The whole British strategy revolved around a road to India, which would also connect Haifa and Baghdad by railway, he elaborated, adding that very few people read those articles of Sykes-Picot, which is an interesting document that advocated for an independent Arab state or an independent Arab confederation of states that would be divided into two zones of influence for Britain and France.

“I raised two elementary questions in the book: Did the British and the French dominate the region to partition it or de-partition it in order to control and use its resources?” Traboulsi asked.

Also, did British occupy Palestine to hand that territory to Jews or did they use Zionism to occupy Palestine, the history professor at the American University in Beirut asked. 

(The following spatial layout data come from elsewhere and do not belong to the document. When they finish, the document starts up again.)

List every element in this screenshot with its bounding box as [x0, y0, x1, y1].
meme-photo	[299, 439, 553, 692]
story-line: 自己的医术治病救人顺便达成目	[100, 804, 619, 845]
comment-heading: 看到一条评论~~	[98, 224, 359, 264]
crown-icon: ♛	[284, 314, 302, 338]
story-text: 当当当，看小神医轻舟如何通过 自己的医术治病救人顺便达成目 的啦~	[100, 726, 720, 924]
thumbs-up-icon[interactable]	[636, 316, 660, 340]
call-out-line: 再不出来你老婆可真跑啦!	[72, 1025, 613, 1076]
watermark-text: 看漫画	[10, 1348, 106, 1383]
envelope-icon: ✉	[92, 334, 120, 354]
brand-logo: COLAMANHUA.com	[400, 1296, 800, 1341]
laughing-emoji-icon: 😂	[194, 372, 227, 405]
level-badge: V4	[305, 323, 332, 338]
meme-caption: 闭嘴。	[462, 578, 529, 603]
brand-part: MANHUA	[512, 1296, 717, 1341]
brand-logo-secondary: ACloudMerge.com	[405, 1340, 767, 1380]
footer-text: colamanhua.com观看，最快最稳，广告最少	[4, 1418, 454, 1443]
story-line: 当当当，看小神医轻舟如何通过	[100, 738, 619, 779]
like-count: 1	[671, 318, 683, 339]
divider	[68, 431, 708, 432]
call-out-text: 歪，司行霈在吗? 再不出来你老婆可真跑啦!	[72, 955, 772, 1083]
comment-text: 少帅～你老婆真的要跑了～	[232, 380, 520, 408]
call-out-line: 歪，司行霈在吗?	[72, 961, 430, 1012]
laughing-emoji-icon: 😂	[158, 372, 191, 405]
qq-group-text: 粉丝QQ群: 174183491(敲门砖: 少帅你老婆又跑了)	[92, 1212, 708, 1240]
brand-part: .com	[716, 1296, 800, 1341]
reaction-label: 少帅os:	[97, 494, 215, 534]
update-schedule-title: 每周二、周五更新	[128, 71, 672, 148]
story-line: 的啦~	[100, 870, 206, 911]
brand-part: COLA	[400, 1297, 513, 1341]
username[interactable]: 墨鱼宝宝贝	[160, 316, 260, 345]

“We need to take into account the bitter conflict between the French and British as the former claim to the whole Greater Syria [including Palestine]. On the other hand, the campaign of Gen. Allenby was to conquer Palestine by the advancement of the so-called Sinai campaign,” he underlined, adding that in 1915 Nahum Sokolov, who represented the international Zionist movement,  met with the director general of Foreign Office and talked about Jewish colonisation in the region.

“Historians who worked on more recent documents have come to the conclusion that in the logic of defending minorities, the Balfour Declaration was part of the British establishment’s war to legitimise the occupation of Palestine,” the scholar said.

The historian also raised the question: “What was the territory that was partitioned in 1921? Was it the Ottoman Empire?”

“Palestine wasn’t an entity at that time, but part of the Ottoman Empire. Second, what is natural and artificial, is it the unity that Arab nationalists of that time imagined? Is it obvious that foreign powers have always been against Arab unity, and are they the only responsible party as Arab unity has never occurred?” Traboulsi concluded.